What compels Lilith to live in the world of Self is desire--or more precisely, frustrated desire--which ultimately fragments her Self in the fantasy. Vane's first vision of Lilith depicts the angel-monster dichotomy as Lilith transforms from "angelic" beauty to monsters before his eyes:

She was beautiful but with such a pride at once and misery on her countenance that I could hardly believe what yet I saw. [. . .]
Suddenly pressing both hands on her heart, she fell to the ground, and the mist rose from her and melted in the air. I ran to her. But she began to writhe in such torture that I stood aghast. A moment more and her legs, hurrying from her body, sped away serpents. From her shoulders fled her arms as in terror, serpents also. Then something flew up from her like a bat, and when I looked again, she was gone. [. . .]
Behind me rose a waste and sickening cry, as of frustrate desire. (50)

Vane later finds Lilith in a trance wasting away; he warms the cold, naked body with his body; feeds her; and bathes her in the warm waters of a stream, but each night he has unsettling dreams:

Every time I slept, I dreamed of finding a wounded angel, who, unable to fly, remained with me until at last she loved me and would not leave me; and every time I woke, it was to see, instead of an angel-visage with lustrous eyes, the white, motionless, wasted face upon the couch." (104)

Vane desires to possess and control Lilith, the same goal Adam has for her, yet Lilith is unyielding, transforming from angel to monster in order to maintain her Self. She is ironically labelled a wounded angel, but more precisely she is a vampire, whom Vane describes as follows: "Her mouth wore a look of satisfied passion; she wiped from it a streak of red," her "thirst demoniac" (138). Thus she transforms into the white leech and sucks the blood from Vane, nourishing her Self back to strength, her vampire or succubus self-symbolic of sexual desire, but desire that is more auto-erotic-Lilith lives solely for herself, dependent upon no one. Before fleeing Vane, Lilith tells him: "We must understand each other! [. . .]. You have done me the two worst of wrongs--compelled me to live, and put me to shame: neither of them can I pardon!" (111). Vane remarks later: "Could such beauty as I saw, and such wickedness as I suspected, exist in the same person?" (133).

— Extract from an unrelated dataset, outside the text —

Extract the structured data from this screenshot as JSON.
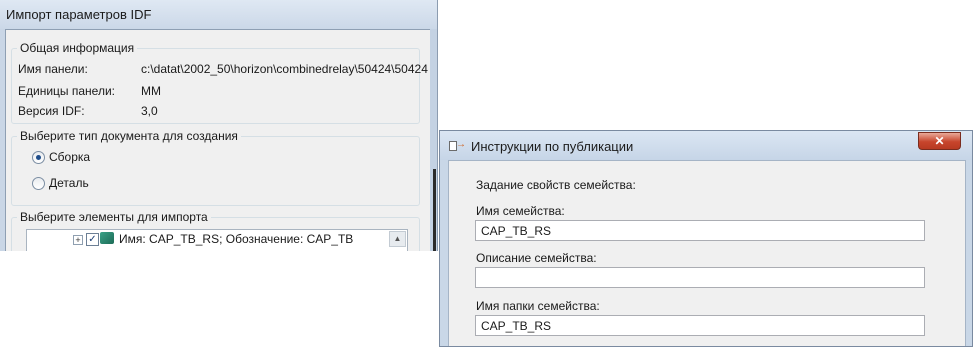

Lilith, caught in the throes of self-postponement, cannot be forced to live or die; she cannot be beholden to anyone but herself. And this makes her in the eyes of Adam and his philosophy a monster. She later tells Vane: "I [. . .] live to live on. Old age is to you a horror; to me it is a dear desire: the older we grow, the nearer we are to our perfection" (134). Of course, Lilith professes the opposite doctrine to that which Adam or Mr Raven preaches in the House of Death, where death is the great sleep that leads to redemption and the true beginning of life. Thus as Adam encourages Vane to die into life, Lilith desires life at the expense of death, which is a relinquishing of Self to the creator, God, who gives Life under His own terms. As self-creator, Lilith tempts Vane to embrace her desire; she now wants to "create" Vane in her image and control him:

But you must satisfy my desire or set me free-prove yourself priceless or worthless! To satisfy the hunger of my love, you must follow me, looking for nothing, not gratitude, not even pity in return!--follow and find me, and be content with merest presence, with scantest forbearance! (135)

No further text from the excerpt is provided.